This answer was a nod.

She tried again. “Are you hungry?”

That turned him around, produced a halfhearted smile. “Starving. But I’m not at all sure I’m dressed for the occasion.”

Gen stopped a moment, considered the view. Agreed. She wanted to smile in return and couldn’t. It was just too much. The sight of those arms, and knowing somehow that they had held her. That terrible scar she knew had killed him...

She looked up to his face and wondered how to tell him that the last thing she wanted to do was go searching around in the attic. She’d never known the women who had given her their names and customs. In the same vein of ignorance that seemed to run through her family, she’d never thought she needed to. Now that she knew better, she suddenly didn’t want to. She was afraid. Somehow, whatever waited for her in the attic had everything to do with who faced her in the living room. She was sure of it.

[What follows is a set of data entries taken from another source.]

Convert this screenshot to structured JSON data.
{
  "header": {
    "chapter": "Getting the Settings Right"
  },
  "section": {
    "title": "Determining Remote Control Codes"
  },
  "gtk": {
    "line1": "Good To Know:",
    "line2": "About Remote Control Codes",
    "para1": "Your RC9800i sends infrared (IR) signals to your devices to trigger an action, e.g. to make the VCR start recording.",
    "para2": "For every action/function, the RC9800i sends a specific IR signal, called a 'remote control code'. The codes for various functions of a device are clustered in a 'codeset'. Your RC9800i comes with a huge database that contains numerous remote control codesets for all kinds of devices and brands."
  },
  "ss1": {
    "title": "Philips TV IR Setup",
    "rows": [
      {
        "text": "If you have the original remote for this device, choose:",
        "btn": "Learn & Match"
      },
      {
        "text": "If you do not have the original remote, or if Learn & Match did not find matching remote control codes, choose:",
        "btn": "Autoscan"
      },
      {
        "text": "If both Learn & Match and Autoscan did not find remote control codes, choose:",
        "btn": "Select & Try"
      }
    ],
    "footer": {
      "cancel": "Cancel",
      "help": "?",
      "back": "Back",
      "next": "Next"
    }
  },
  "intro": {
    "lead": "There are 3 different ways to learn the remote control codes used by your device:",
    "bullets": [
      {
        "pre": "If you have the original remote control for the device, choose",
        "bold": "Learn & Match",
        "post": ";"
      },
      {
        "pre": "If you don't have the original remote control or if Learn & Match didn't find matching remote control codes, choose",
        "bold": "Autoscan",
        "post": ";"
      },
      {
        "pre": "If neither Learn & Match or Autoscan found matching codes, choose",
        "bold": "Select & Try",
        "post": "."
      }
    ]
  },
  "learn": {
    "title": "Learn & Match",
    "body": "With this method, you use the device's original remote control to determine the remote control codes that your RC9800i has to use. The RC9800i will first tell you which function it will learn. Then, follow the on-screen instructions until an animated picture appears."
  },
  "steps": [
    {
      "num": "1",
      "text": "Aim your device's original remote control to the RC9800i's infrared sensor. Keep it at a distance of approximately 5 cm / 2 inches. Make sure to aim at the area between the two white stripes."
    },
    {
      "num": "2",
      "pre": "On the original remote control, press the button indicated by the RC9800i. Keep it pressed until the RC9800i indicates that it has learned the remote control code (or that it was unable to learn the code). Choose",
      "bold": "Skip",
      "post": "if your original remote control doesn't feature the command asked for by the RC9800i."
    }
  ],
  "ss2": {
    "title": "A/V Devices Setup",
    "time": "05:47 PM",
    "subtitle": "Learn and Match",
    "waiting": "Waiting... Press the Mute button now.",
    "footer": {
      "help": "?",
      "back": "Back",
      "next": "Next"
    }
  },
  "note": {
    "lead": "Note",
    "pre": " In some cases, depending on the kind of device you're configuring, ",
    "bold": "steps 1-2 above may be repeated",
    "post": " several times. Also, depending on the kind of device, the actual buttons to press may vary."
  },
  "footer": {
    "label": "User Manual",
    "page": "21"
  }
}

In the end, she managed a smile of sorts. “You’re right. Unfortunately, I doubt you’d fit into anything of mine, and the only other clothes available are stored in trunks that date back at least fifty years.”

“Your husband?”

“Died about five months ago.”

Rafe ducked his head a little in embarrassment. “I’m sorry. I didn’t mean...”

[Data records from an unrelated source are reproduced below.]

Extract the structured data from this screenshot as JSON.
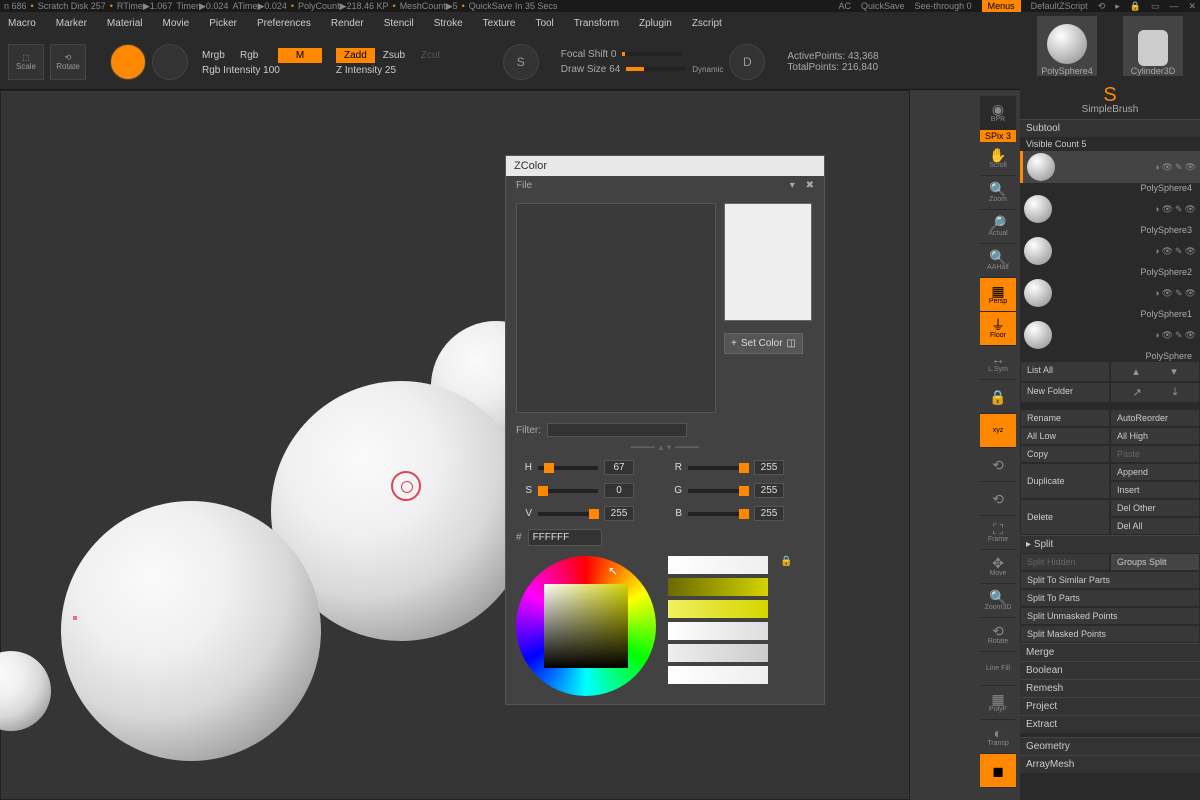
{
  "status": {
    "mem": "n 686",
    "scratch": "Scratch Disk 257",
    "rtime": "RTime▶1.067",
    "timer": "Timer▶0.024",
    "atime": "ATime▶0.024",
    "polycount": "PolyCount▶218.46 KP",
    "meshcount": "MeshCount▶5",
    "quicksave": "QuickSave In 35 Secs",
    "ac": "AC",
    "quicksave_btn": "QuickSave",
    "seethrough": "See-through  0",
    "menus": "Menus",
    "zscript": "DefaultZScript"
  },
  "menu": [
    "Macro",
    "Marker",
    "Material",
    "Movie",
    "Picker",
    "Preferences",
    "Render",
    "Stencil",
    "Stroke",
    "Texture",
    "Tool",
    "Transform",
    "Zplugin",
    "Zscript"
  ],
  "toolbar": {
    "scale": "Scale",
    "rotate": "Rotate",
    "mrgb": "Mrgb",
    "rgb": "Rgb",
    "m": "M",
    "rgb_intensity_label": "Rgb Intensity 100",
    "zadd": "Zadd",
    "zsub": "Zsub",
    "zcut": "Zcut",
    "z_intensity_label": "Z Intensity 25",
    "focal_shift": "Focal Shift 0",
    "draw_size": "Draw Size 64",
    "dynamic": "Dynamic",
    "active_points": "ActivePoints: 43,368",
    "total_points": "TotalPoints: 216,840"
  },
  "zcolor": {
    "title": "ZColor",
    "file": "File",
    "set_color": "Set Color",
    "filter": "Filter:",
    "hex": "FFFFFF",
    "H": "67",
    "S": "0",
    "V": "255",
    "R": "255",
    "G": "255",
    "B": "255",
    "h_label": "H",
    "s_label": "S",
    "v_label": "V",
    "r_label": "R",
    "g_label": "G",
    "b_label": "B",
    "hash": "#"
  },
  "right_tools": {
    "bpr": "BPR",
    "spix": "SPix 3",
    "scroll": "Scroll",
    "zoom": "Zoom",
    "actual": "Actual",
    "aahalf": "AAHalf",
    "persp": "Persp",
    "floor": "Floor",
    "lsym": "L.Sym",
    "xyz": "xyz",
    "frame": "Frame",
    "move": "Move",
    "zoom3d": "Zoom3D",
    "rotate": "Rotate",
    "linefill": "Line Fill",
    "polyf": "PolyF",
    "transp": "Transp",
    "dynamic": "Dynamic"
  },
  "panel": {
    "polysphere4": "PolySphere4",
    "cylinder3d": "Cylinder3D",
    "simplebrush": "SimpleBrush",
    "subtool": "Subtool",
    "visible_count": "Visible Count 5",
    "subitems": [
      "PolySphere4",
      "PolySphere3",
      "PolySphere2",
      "PolySphere1",
      "PolySphere"
    ],
    "list_all": "List All",
    "new_folder": "New Folder",
    "rename": "Rename",
    "autoreorder": "AutoReorder",
    "all_low": "All Low",
    "all_high": "All High",
    "copy": "Copy",
    "paste": "Paste",
    "duplicate": "Duplicate",
    "append": "Append",
    "insert": "Insert",
    "delete": "Delete",
    "del_other": "Del Other",
    "del_all": "Del All",
    "split": "Split",
    "split_hidden": "Split Hidden",
    "groups_split": "Groups Split",
    "split_similar": "Split To Similar Parts",
    "split_parts": "Split To Parts",
    "split_unmasked": "Split Unmasked Points",
    "split_masked": "Split Masked Points",
    "merge": "Merge",
    "boolean": "Boolean",
    "remesh": "Remesh",
    "project": "Project",
    "extract": "Extract",
    "geometry": "Geometry",
    "arraymesh": "ArrayMesh"
  }
}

Gen offered him a smile. “It’s all right. Really. We’d been... estranged for a while. How ’bout that aspirin, and I’ll go hunting upstairs for you?”

He had no choice but to follow her toward the kitchen. “He didn’t leave any clothing here?”

Already reaching into the cabinet, Gen smiled. She just couldn’t see Rafe in the surgically tailored three-piece suits and Izod shirts and Dockers and Topsiders Michael had worn in Atlanta. They would have suffocated the man, sucking the very vitality from him. She saw him in hard-worn jeans and T-shirts, a sport coat thrown on if it really became necessary. Whatever Rafe really was, he wasn’t a banker.

“No,” she said as she offered him pills and water. “Michael never stayed here. He only visited twice, once when I got the place and once about a week before he died. He didn’t like idle hands or sea air.”

“You stay here alone?”

“Annie and I. It’s my family’s home. Passed down through the women, kind of, only my mother never really wanted it. So I took it.”

Aspirin still in hand, Rafe looked up toward the front of the house, where they could just see the view. “I’m glad.”

Gen looked the same way, saw the same wild ocean and sand, the gnarled live oaks and hoary Spanish moss, envisioned it at its best, with seabirds in flight, gulls and terns and herons, the dolphins that sometimes came to call, the sunrises that were straight out of an impressionist painting. She thought of what she would have lost without it all, and she found a smile.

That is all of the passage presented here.